Désolant/Economique/Traditionnel

De la maison de carton à la maison de plastique

Ciudad Caribia, Venezuela

Ciudad Caribia, ville nouvelle à la vénézuélienne

Qué triste, se oye la lluvia
en los techos de cartón
qué triste vive mi gente
en las casas de cartón

[Que c’est triste d’entendre la pluie
sur les toits de carton
Qu’elle est triste la vie de mes gens
dans les maisons de carton]

[Écoutez la chanson complète :]

[audio http://www.logozz.com/audio/Ali_Primera-Techos_de_Carton.mp3]

Ainsi va le début de l’une des chansons d’Ali Primera (1942-1985), le plus célèbre des chanteurs engagés vénézuéliens. Il faisait allusion aux maisons improvisées qui se construisent sur les collines de Caracas et d’ailleurs, conséquence de l’émigration sauvage des campagnes vers les villes qui a caractérisé le pays depuis 1950. Flux ininterrompu de petits paysans sans terre attirés par le mirage urbain et ses promesses de mieux-vivre.

Caracas Le complexe du 23 de enero en construction

Le complexe du 23 de Enero en construction

L’illusion se terminait souvent dans une maison « de carton », au cœur de bidonvilles en constante expansion. Il est vrai qu’avec le temps, ces bidonvilles se sont stabilisés, ont reçu les services d’eau et d’électricité, devenant de véritables lieux de vie, avec ses règles, ses lois, sa culture. il est vrai que les maisons de carton, de bois ou de vieilles tôles des origines ont souvent été reconstruites en dur.

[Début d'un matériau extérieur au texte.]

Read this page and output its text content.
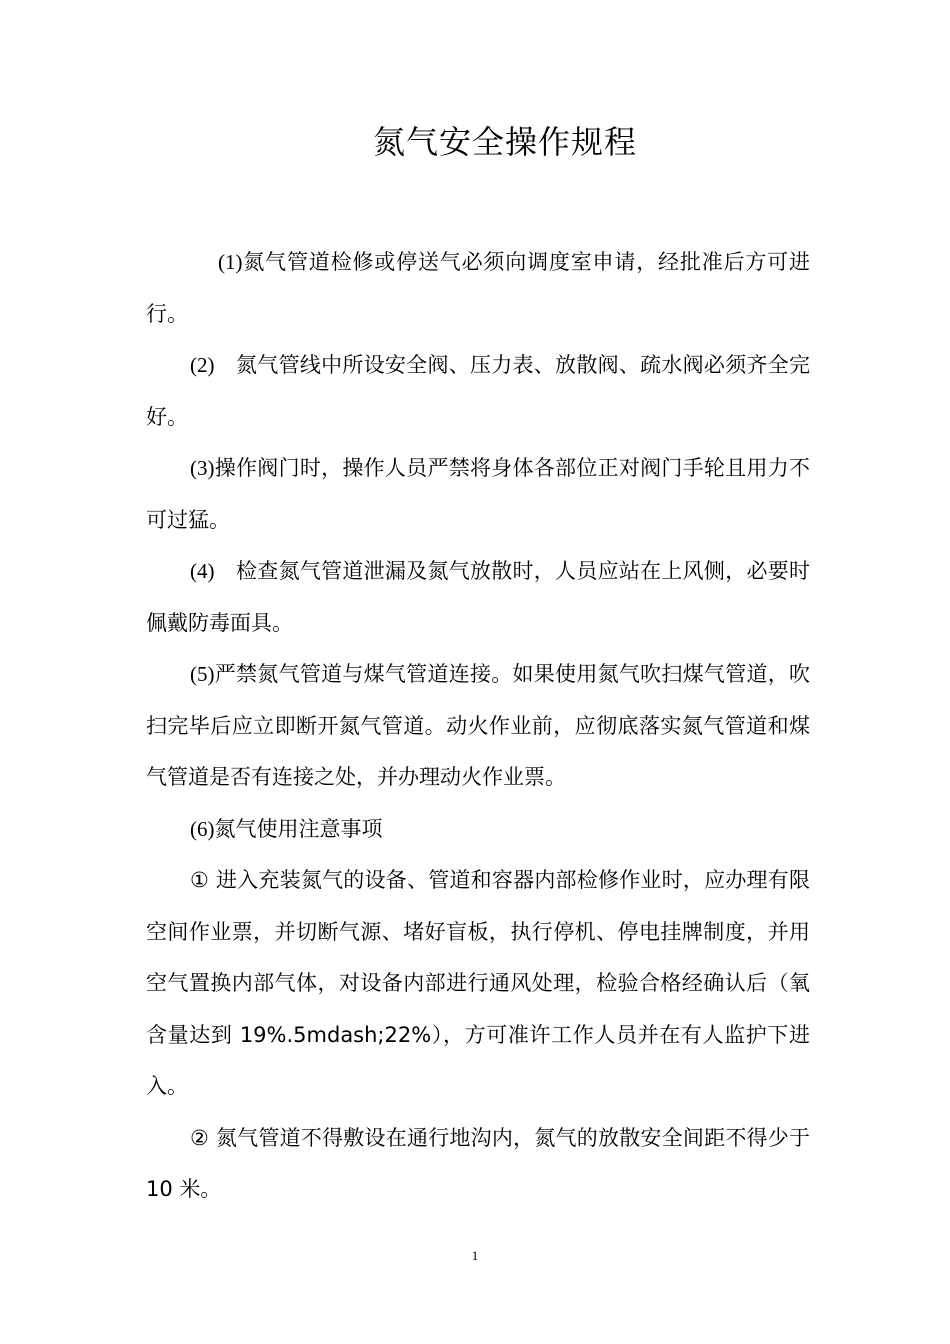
氮气安全操作规程

(1)氮气管道检修或停送气必须向调度室申请，经批准后方可进行。

(2)　氮气管线中所设安全阀、压力表、放散阀、疏水阀必须齐全完好。

(3)操作阀门时，操作人员严禁将身体各部位正对阀门手轮且用力不可过猛。

(4)　检查氮气管道泄漏及氮气放散时，人员应站在上风侧，必要时佩戴防毒面具。

(5)严禁氮气管道与煤气管道连接。如果使用氮气吹扫煤气管道，吹扫完毕后应立即断开氮气管道。动火作业前，应彻底落实氮气管道和煤气管道是否有连接之处，并办理动火作业票。

(6)氮气使用注意事项

① 进入充装氮气的设备、管道和容器内部检修作业时，应办理有限空间作业票，并切断气源、堵好盲板，执行停机、停电挂牌制度，并用空气置换内部气体，对设备内部进行通风处理，检验合格经确认后（氧含量达到 19%.5mdash;22%），方可准许工作人员并在有人监护下进入。

② 氮气管道不得敷设在通行地沟内，氮气的放散安全间距不得少于 10 米。

1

Il n’en reste pas moins que la question du logement est restée centrale tout au long de l’histoire du Venezuela contemporain, celui du boom pétrolier. Tous les gouvernements ont développé des programmes de logement pour tenter de répondre à un problème qui risquait à tout moment de devenir explosif. C’est le quartier de El Silencio réurbanisé dans les années 40 par le gouvernement du général Isaias Medina Angarita, le complexe du 23 de Enero dans les années 50 conçu sous la dictature de Marcos Pérez Jiménez et de nombreux autres projets réalisés durant la 4e République, de 1958 à 1998.

1000 logements par jour

Le gouvernement chaviste, à partir de 1999, n’est pas non plus resté inactif sur ce front, même si c’est seulement en 2011 qu’une véritable stratégie a été élaborée, avec la création de la Mision Vivienda [Mission Logement). Cette dernière se propose de construire plus de 2.000.000 de logements en sept ans, un objectif particulièrement ambitieux puisque cela équivaut à l’achèvement de pratiquement 1000 logements par jour !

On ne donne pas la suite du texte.